Page:Abelard Heloise Cousin - Lettres I.djvu/281

Le texte de cette page a été corrigé et est conforme au fac-similé.

Le zèle de sa charité pour elles est parfois si grand, qu’il semble franchir les bornes de la vérité dans ses éloges, comme s’il avait éprouvé lui-même ce qu’il dit ailleurs : « La charité n’a pas de mesure. » C’est ainsi qu’au début de la vie de sainte Paule, il s’écrie, comme pour captiver l’attention du lecteur : « Alors même que tous mes membres se changeraient en langues et que toutes les parties de mon corps parleraient le langage des hommes, je ne saurais rien dire qui fût digne des vertus de la sainte et vénérable Paule. » Cependant il a écrit aussi les Vies de certains Pères vénérables, qui brillent de tout l’éclat des miracles, et dans lesquelles se trouvent des prodiges bien plus étonnants ; mais il n’est personne qu’il paraisse exalter aussi haut que cette veuve.
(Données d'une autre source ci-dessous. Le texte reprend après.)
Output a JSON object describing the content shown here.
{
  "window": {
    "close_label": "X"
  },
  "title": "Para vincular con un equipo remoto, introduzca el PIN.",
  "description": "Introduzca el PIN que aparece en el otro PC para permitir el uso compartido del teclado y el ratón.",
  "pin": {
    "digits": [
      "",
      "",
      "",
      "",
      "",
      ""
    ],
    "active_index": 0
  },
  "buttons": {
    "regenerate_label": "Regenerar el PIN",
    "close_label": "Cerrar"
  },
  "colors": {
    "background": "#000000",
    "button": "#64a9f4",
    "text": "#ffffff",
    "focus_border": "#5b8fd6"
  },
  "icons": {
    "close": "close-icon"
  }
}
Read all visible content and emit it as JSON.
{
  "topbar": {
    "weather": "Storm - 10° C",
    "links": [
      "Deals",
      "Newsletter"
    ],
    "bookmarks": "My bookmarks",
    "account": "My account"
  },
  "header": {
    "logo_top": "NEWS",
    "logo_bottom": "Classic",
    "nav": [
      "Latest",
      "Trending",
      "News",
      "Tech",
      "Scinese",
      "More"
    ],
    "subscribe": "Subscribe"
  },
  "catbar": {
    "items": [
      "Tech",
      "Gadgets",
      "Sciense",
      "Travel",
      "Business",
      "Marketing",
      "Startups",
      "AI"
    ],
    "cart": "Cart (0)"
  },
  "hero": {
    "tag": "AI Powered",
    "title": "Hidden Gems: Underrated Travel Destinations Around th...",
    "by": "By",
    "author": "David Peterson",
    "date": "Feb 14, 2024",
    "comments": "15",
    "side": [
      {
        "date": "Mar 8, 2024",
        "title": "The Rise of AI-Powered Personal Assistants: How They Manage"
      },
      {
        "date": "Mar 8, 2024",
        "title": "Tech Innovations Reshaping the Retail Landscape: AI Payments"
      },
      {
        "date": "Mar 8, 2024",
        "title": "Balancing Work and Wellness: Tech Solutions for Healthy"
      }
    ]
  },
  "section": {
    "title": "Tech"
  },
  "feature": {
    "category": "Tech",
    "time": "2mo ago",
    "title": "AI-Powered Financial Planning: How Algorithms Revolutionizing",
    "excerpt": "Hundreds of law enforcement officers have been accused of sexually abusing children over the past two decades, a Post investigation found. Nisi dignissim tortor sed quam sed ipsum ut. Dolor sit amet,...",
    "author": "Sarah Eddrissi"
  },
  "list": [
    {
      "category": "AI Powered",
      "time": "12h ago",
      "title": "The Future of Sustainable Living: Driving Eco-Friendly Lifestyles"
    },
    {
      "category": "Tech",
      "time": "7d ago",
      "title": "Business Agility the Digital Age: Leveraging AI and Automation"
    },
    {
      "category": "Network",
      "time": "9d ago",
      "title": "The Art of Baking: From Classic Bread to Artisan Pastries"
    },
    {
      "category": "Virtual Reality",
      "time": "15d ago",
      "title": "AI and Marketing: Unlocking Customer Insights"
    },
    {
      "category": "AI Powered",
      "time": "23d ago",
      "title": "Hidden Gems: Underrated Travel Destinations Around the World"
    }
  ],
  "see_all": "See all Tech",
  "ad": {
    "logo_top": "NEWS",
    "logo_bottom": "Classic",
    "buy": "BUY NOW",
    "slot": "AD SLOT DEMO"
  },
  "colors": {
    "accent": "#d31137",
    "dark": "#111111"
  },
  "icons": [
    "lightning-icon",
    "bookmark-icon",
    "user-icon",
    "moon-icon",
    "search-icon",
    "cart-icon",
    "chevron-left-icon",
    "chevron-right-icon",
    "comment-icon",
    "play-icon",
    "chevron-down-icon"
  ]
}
D’autre part, dans une lettre à la vierge Démétriade, tel est l’éloge dont il marque son entrée en matière, qu’il semble tomber dans une flatterie excessive. « De tous les sujets que j’ai abordés, dit-il, depuis mon enfance jusqu’à ce jour, soit de ma main, soit en m’aidant de la main de mes secrétaires, celui que j’entreprends de traiter aujourd’hui est le plus difficile : il s’agit d’écrire à Démétriade, vierge du Christ, qui tient dans Rome le premier rang et par sa noblesse et par ses richesses ; si je veux rendre justice à toutes ses vertus, je risque de passer pour un flatteur. »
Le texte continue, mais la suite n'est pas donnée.